12 Ocak 2013 Cumartesi

yağmur

çok da karmaşık sayılmazdı aslında. biraz içti kahveden, biraz köşedeki boş banka baktı. boş banklarda cevaplar olmuyordu genelde ama o yine de baktı. uzun uzun. dolu kültablalarının da bugüne kadar herhangi bi soruyu cevapladığı görülmemişti, ona da baktı.

sanki dünyadaki hiçbir koltuk, hiçbir sandalye o hesaba katılarak yapılmamıştı. ya tam sığamıyordu, ya iki boy küçük kalıp kayboluyordu koltuklarda. neden böyle her şeye uyumsuzdu ki? kültablası buna da cevap vermedi. biraz daha içti kahveden.

düşünmeden yapsa, altı üstü milyonlarca aptal gibi yaptığı hata yüzünden pişmanlık çeken aptalın teki olup sıyrılacaktı işin içinden. pişmanlık çok kolaydı çünkü. pişman olunca oturup içiyordun, daha fazla pişman olacağın şeyler söyleyip onu da unutmak için bu sefer büsbütün içiyordun. yeterince pişman olacak kadar zırvaladığında pişman ve sarhoş bir aptal olup mutlu mutlu devam ediyordun. devam edebiliyordun.

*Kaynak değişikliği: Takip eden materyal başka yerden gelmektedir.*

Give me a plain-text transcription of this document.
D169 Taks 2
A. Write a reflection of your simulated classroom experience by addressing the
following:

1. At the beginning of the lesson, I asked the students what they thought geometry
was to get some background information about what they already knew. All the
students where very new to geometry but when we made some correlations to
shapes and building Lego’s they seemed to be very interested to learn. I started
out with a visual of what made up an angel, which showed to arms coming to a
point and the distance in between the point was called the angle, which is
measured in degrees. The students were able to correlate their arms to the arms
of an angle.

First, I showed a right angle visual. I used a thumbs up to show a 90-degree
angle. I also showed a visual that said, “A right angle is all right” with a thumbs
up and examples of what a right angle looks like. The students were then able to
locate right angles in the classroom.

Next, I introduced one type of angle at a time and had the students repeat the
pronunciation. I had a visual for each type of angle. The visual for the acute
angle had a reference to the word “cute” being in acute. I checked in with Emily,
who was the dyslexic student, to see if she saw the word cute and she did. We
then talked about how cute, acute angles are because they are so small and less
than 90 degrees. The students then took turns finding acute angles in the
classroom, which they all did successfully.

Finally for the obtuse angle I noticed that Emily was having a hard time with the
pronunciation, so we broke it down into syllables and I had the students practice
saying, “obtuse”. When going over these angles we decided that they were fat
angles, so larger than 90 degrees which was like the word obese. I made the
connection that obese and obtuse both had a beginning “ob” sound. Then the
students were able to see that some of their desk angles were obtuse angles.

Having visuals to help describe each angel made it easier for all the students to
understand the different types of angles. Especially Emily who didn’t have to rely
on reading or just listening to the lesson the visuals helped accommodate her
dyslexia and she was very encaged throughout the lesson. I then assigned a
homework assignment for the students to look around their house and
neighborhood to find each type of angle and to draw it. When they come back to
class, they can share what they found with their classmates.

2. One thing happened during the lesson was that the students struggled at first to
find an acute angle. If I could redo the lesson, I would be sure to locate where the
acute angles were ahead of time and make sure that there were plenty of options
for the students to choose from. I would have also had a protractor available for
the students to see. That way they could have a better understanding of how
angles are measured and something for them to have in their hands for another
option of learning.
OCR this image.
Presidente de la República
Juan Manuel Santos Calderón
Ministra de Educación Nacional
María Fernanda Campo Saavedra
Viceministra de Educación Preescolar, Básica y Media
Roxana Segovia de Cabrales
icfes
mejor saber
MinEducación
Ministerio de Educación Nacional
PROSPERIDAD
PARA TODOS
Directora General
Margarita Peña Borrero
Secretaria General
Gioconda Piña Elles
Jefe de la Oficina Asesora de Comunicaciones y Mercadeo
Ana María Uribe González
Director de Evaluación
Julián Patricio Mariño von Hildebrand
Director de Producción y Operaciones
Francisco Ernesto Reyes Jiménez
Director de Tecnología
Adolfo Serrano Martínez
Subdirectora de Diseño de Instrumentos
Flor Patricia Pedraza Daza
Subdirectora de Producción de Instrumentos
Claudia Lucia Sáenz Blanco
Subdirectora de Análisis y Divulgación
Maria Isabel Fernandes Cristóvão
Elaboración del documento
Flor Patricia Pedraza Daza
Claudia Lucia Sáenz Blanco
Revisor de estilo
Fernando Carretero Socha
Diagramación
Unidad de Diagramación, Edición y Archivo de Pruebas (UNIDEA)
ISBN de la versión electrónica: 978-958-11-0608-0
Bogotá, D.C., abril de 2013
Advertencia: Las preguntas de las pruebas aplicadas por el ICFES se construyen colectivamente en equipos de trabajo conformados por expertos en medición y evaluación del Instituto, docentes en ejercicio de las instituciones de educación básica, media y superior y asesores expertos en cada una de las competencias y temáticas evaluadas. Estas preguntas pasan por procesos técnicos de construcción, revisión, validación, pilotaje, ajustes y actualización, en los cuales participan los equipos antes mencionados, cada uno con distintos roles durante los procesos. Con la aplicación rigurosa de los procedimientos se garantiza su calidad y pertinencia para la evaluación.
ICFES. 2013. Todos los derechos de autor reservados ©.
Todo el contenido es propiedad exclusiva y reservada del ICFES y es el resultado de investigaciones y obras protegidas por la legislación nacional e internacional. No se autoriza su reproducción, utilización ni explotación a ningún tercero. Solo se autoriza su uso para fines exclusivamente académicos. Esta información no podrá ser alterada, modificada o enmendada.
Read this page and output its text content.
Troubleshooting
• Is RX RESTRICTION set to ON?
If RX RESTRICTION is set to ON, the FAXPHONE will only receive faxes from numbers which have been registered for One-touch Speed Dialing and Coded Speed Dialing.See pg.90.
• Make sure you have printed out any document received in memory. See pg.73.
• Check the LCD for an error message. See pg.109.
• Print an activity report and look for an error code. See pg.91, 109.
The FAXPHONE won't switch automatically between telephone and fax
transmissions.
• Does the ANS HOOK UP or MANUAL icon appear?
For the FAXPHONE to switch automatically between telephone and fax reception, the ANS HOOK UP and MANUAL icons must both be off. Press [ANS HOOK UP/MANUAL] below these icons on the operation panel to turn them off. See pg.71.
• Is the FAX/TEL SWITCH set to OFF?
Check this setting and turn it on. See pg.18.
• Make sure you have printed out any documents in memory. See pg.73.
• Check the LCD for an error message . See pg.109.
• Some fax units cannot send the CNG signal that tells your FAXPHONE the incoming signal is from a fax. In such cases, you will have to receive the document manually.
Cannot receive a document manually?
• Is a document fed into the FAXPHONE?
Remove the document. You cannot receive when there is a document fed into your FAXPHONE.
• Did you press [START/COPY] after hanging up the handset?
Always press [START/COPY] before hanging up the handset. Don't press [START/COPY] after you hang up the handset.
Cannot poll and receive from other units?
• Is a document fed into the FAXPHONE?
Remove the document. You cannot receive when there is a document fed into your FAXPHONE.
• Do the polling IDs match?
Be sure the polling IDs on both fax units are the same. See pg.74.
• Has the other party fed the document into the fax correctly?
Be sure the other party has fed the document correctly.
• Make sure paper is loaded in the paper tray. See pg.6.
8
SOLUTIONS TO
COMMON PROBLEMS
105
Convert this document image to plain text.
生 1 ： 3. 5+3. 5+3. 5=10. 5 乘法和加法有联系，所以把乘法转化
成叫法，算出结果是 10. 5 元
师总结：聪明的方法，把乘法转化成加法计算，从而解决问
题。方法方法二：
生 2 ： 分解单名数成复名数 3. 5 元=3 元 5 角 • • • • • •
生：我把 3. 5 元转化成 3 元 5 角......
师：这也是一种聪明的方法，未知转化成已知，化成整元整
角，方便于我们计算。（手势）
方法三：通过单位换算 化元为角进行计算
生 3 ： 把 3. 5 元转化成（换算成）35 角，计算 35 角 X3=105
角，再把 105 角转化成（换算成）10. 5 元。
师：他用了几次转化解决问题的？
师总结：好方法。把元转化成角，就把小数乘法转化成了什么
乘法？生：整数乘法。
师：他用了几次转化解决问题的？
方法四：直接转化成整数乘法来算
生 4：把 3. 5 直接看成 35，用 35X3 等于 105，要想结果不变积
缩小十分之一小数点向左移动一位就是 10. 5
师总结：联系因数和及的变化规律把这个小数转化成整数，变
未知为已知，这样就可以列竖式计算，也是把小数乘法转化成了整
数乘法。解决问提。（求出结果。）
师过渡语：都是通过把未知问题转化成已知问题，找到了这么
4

isteyerek yapmıştı. pişman olamıyordu. pişman olunamıyordu. en başından beri bu allahın belası sandalyede oturup ağlayacağını bile bile yine de yapmıştı işte. insan işin sonunda o sandalyede otururken kendinden özür dileyemiyordu. "kusura bakma ben, benim ağzıma sıçıverdim bilerek" denir miydi? kültablası suskunluğunu korudu. bank hala aynı banktı. çakmak sanki bin yıldır o masa örtüsünün desenine paralel duruyordu, durmaya devam etti.

bağırmak, hiç önünde durulamayacak kadar şiddetli bir bağırmak isteği geldi oturdu boğazına. bağırmadı.

kendini bi bok çukurunun içinde düşünmek istedi. bok çukuruna düştükten sonra çıksan bile artık bok çukuruna hiç düşmemiş olamıyordun çünkü. çıkıp temizlenmen, arınman hiçbi şeyi değiştirmiyordu. o yüzden bazen ona aslında hiç çıkmamak, çıkamamak daha iyi gibi geliyordu.

seni aynı çukura, o çukurdan çıkaran el itecekse o zaman çıkmanın neresi güzeldi ki? biraz daha içti kahveden.

bi çakmak çakıp kendi içindeki o merak ettiği karanlıklara tutası geldi. kimdi o? mutsuz olabilirdi, herkes mutsuz olabilirdi peki ama bu hep mutsuz olacağına olan inancı nasıl böyle yekpare bir kaya gibi gelip içinde yer etmişti?

bi sigara daha yaktı. bu sondu. balkondan dışarıya, bomboş ve en ufak estetikten yoksun sokaklarına uzun uzun baktı. düşünmedi, sormadı, cevap vermedi, acımadı. sokağa baktı.

yarın hiçbir şey güzel olmayacaktı, oysa ki o dünden beri güzeldi zaten.

sessizlik bitti, kıpırtısızlık bitti. yağmur başladı.